Can \(1/N_c\) corrections be treated in the Pomeron calculus?

Abstract

The main goal of the paper is to show that we can treat the \(1/N_c\) QCD corrections in the Pomeron calculus. We develop the one dimensional model which is a simplification of the QCD approach that includes \(I\!\!P\rightarrow 2 I\!\!P\), \(2 I\!\!P\rightarrow I\!\!P\) and \( 2 I\!\!P\rightarrow 2 I\!\!P\) vertices and gives the description of the high energy interaction, both in the framework of the parton cascade and in the Pomeron calculus. In this model we show that the scattering amplitude can be written as the sum of Green’s function of n-Pomeron exchanges \(G_{n I\!\!P} \propto e^{ \omega _n \tilde{Y}}\) with \(\omega _n = \kappa \,n^2\) at \(\kappa \ll 1\).
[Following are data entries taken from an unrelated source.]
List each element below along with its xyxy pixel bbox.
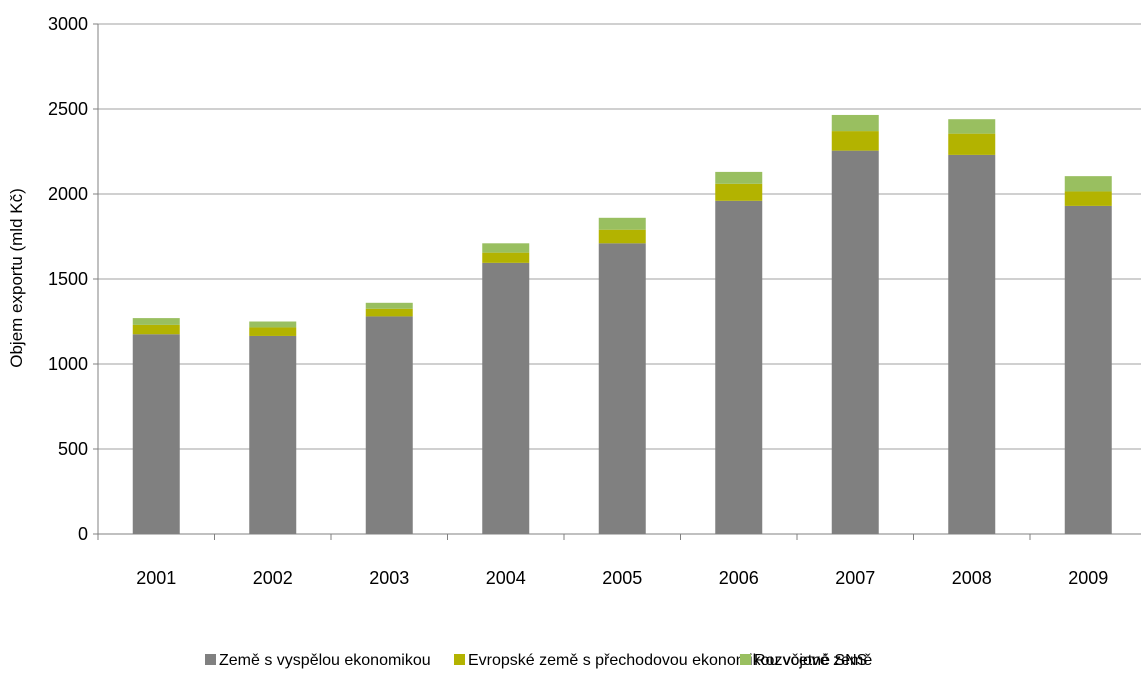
bar-2002-series-2 xyxy=(249,321,297,328)
bar-2009-series-2 xyxy=(1064,176,1112,192)
bar-2006-series-2 xyxy=(715,171,763,184)
bar-2002-series-0 xyxy=(249,335,297,534)
bar-2005-series-2 xyxy=(598,217,646,230)
bar-2008-series-2 xyxy=(948,119,996,134)
x-tick-label-2004: 2004 xyxy=(486,568,526,588)
bar-2007-series-0 xyxy=(831,150,879,534)
legend-swatch-0 xyxy=(205,654,216,665)
legend-label-2: Rozvojové země xyxy=(754,652,872,669)
x-tick-label-2009: 2009 xyxy=(1068,568,1108,588)
y-tick-label-2000: 2000 xyxy=(48,184,88,204)
bar-2007-series-1 xyxy=(831,131,879,151)
x-tick-label-2006: 2006 xyxy=(719,568,759,588)
bar-2006-series-0 xyxy=(715,200,763,535)
y-tick-label-0: 0 xyxy=(78,524,88,544)
y-tick-label-3000: 3000 xyxy=(48,14,88,34)
bar-2007-series-2 xyxy=(831,114,879,132)
bar-2003-series-2 xyxy=(365,302,413,309)
legend-label-1: Evropské země s přechodovou ekonomikou v… xyxy=(468,652,867,669)
bar-2003-series-0 xyxy=(365,316,413,534)
bar-2009-series-0 xyxy=(1064,205,1112,534)
axes-layer xyxy=(93,23,1141,540)
bar-2006-series-1 xyxy=(715,183,763,201)
bar-2008-series-0 xyxy=(948,154,996,534)
x-tick-label-2002: 2002 xyxy=(253,568,293,588)
bar-2005-series-0 xyxy=(598,243,646,535)
bar-2004-series-1 xyxy=(482,252,530,263)
x-tick-label-2008: 2008 xyxy=(952,568,992,588)
bar-2004-series-0 xyxy=(482,262,530,534)
x-tick-label-2005: 2005 xyxy=(602,568,642,588)
y-axis-title: Objem exportu (mld Kč) xyxy=(7,188,26,368)
y-tick-label-1000: 1000 xyxy=(48,354,88,374)
legend-label-0: Země s vyspělou ekonomikou xyxy=(219,652,431,669)
bar-2001-series-1 xyxy=(132,324,180,335)
y-tick-label-1500: 1500 xyxy=(48,269,88,289)
y-tick-label-2500: 2500 xyxy=(48,99,88,119)
legend-swatch-1 xyxy=(454,654,465,665)
bar-2001-series-2 xyxy=(132,318,180,325)
bar-2001-series-0 xyxy=(132,334,180,534)
x-tick-label-2003: 2003 xyxy=(369,568,409,588)
bar-2004-series-2 xyxy=(482,243,530,253)
x-tick-label-2001: 2001 xyxy=(136,568,176,588)
bar-2008-series-1 xyxy=(948,133,996,155)
bar-2002-series-1 xyxy=(249,327,297,336)
legend-swatch-2 xyxy=(740,654,751,665)
labels-layer: 0 500 1000 1500 2000 2500 3000 2001 2002 2003 2004… xyxy=(48,14,1108,588)
bar-2003-series-1 xyxy=(365,308,413,317)
bars-layer xyxy=(132,114,1112,535)
x-tick-label-2007: 2007 xyxy=(835,568,875,588)
bar-2005-series-1 xyxy=(598,229,646,244)
y-tick-label-500: 500 xyxy=(58,439,88,459)
legend: Země s vyspělou ekonomikou Evropské země … xyxy=(205,652,872,669)
bar-2009-series-1 xyxy=(1064,191,1112,206)
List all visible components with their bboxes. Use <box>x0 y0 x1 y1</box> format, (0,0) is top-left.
This means that choosing \(\kappa = 1/N^2_c\) we can reproduce the intercepts of QCD in \(1/N_c\) order. The scattering amplitude is an asymptotic series that cannot be sum using Borel approach. We found a general way of summing such series. In addition to the positive eigenvalues we found the set of negative eigenvalues which corresponds to the partonic description of the scattering amplitude. Using Abramowsky, Gribov and Kancheli cutting rules we found the multiplicity distributions of the produced dipoles as well as their entropy \(S_E\).